Our world, even our lives at times, are messy and dirty. How else do we describe a family struggling
with alcoholism; a family where lying and cheating and abuse are standard, where “normal” is really
“abnormal?” Or how else can we describe that which confronts the homeless – living in a shelter with
no privacy, no security, and little chance for escape? Or how better could we describe the hungry –
those who sort through trash cans, or who wait for a cupful of rice, or who must pathetically watch as
their children’s stomachs become bloated and their eyes sink into their skulls from malnutrition? Much
of the world is terribly messy and dirty. Even our own lives can accurately be described as messy and
dirty at times, not just because we’re sinners, not just because of the things we’ve done, and do; but
because we’re also victims. Sometimes it’s as if we too are living in a messy, dirty stable. Our lives,
too, are anything but neat. We’re confronted by decisions which are complex and difficult. Changes,
even for the better, create stress which makes life anything but smooth. We’re faced with disease and
injuries which cause restrictions in our lives, and uncertainty about our future. Often our pasts reach
out to upset the routine with which we’re comfortable and create tension and pain for us once again.
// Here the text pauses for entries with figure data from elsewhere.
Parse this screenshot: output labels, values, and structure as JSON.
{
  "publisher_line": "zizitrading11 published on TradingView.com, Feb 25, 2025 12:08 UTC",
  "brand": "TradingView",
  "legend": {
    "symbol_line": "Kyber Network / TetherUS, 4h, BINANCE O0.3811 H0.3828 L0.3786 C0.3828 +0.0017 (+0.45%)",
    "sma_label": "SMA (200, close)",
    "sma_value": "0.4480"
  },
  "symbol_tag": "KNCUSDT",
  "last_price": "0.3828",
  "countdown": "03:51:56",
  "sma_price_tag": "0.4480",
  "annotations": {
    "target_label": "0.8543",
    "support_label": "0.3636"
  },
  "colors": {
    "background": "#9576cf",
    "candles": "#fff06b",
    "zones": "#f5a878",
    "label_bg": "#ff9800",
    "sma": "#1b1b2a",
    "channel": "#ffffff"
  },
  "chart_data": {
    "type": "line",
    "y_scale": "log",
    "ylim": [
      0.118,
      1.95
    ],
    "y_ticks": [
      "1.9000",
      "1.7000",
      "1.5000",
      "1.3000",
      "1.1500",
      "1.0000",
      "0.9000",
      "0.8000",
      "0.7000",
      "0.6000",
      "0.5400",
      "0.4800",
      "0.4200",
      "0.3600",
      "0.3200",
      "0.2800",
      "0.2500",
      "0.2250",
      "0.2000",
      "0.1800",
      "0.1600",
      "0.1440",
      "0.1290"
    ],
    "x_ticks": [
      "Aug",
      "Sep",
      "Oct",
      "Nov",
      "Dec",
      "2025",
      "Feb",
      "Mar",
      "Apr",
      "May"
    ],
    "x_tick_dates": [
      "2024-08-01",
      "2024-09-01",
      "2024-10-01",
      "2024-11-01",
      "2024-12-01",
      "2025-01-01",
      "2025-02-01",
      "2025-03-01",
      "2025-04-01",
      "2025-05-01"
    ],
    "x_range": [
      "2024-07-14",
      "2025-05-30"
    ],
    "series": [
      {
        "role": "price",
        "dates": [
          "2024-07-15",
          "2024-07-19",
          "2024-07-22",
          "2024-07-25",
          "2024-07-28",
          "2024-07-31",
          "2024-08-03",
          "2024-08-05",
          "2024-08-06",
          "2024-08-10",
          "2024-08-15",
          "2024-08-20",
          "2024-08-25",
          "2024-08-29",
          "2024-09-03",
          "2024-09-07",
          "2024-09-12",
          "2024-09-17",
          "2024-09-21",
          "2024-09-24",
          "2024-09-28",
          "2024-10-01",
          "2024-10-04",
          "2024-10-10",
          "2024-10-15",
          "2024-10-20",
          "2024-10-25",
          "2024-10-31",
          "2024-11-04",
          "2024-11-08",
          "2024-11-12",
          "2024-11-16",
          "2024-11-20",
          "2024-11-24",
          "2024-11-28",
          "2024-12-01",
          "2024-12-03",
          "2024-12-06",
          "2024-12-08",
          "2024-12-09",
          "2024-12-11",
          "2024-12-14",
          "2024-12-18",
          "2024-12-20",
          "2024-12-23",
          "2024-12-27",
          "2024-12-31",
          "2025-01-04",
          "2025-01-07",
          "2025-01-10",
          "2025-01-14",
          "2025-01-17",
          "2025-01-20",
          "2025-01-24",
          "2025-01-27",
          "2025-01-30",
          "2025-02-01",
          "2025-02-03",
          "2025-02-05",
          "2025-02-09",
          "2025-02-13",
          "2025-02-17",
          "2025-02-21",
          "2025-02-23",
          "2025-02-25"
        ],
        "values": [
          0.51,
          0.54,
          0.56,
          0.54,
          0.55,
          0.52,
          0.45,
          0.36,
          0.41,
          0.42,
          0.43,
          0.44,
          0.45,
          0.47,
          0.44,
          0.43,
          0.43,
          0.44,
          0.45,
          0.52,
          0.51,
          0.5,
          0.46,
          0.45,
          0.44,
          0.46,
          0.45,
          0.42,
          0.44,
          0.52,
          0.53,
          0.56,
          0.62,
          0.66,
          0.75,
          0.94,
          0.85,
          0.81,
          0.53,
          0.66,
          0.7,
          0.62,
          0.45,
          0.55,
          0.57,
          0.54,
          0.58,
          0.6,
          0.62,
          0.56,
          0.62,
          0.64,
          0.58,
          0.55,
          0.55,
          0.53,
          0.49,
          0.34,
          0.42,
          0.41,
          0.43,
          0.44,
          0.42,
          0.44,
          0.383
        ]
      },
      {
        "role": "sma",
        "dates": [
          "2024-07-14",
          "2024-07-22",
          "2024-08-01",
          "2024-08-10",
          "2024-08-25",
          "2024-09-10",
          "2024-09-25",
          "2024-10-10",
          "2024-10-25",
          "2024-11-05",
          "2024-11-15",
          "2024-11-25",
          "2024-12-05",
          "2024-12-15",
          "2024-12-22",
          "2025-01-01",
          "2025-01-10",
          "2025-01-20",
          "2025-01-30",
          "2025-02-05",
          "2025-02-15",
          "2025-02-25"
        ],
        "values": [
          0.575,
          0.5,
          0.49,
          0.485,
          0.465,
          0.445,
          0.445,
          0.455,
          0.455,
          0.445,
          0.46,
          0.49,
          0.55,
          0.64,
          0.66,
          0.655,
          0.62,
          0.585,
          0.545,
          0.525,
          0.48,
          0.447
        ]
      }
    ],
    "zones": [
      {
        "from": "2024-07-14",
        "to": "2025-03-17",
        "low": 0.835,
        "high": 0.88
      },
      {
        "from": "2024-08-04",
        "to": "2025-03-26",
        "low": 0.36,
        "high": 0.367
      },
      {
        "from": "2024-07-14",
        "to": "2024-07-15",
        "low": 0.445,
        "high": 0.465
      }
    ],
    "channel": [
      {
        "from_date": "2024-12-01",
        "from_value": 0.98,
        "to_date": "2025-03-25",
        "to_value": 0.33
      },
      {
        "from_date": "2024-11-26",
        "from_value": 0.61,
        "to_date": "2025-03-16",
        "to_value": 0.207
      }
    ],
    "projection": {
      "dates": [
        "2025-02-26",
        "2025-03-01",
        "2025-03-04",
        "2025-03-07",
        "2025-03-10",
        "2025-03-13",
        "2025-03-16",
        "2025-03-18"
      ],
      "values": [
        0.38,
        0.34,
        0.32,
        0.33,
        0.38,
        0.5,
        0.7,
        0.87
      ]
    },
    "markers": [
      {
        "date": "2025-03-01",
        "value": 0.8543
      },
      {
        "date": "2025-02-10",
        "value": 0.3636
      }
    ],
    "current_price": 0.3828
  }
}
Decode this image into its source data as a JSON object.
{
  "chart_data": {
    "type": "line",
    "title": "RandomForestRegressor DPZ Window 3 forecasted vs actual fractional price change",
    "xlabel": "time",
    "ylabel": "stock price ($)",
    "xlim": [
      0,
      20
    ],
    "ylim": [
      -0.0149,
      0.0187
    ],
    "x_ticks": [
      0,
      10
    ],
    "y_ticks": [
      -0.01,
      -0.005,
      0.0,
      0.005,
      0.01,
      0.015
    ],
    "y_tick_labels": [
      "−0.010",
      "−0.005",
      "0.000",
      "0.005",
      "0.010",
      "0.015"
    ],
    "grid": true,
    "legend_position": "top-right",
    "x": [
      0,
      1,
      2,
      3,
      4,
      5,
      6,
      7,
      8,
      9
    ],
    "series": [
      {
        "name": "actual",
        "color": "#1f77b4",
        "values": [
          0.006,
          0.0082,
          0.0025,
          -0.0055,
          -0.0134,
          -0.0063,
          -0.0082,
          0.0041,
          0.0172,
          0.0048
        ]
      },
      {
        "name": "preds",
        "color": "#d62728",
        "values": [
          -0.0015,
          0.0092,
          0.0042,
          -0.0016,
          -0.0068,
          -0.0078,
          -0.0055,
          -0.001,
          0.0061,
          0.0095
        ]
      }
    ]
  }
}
Finally, we’re all growing older which in itself forces us to acknowledge our limitations and our
ultimate frailty.
Despite our tidy Advent conspiracies to sweep unpleasant human affairs under a carpet of oppression,
repression and denial, into our world has come the One who has made an important distinction:
human messiness is not ugliness, and cleanliness is not a precondition of grace or justice. For amid
the disorder of being human come faith’s severest hardships – but also its greatest meaning and joy.
This Christmas story in its queasy details outlines what really happened: Jesus was born Immanuel,
God with us in all our earthly glory, and in all our earthly mess.
The greatest meaning of Christmas is that our God is one who loves us enough to enter our lack of
order, our humanity and our untidy human affairs. And by becoming human, humanity finds
redemption, not by being clean and neat, not by perfectly obeying the law, or by solving all our own
problems. No, we find redemption through Jesus Christ, the one who was willing to enter into our
messy, sometimes even dirty lives, and offer us release from our sin, freedom from our guilt, and hope
for life everlasting. Perhaps as we continue to look at the beautiful nativity scene we have here, and
where ever else you may see this wonderful scene, you’ll be reminded of the pain and smells of the
first Christmas, and know that Jesus is just as happy to come into the stables of our lives as well.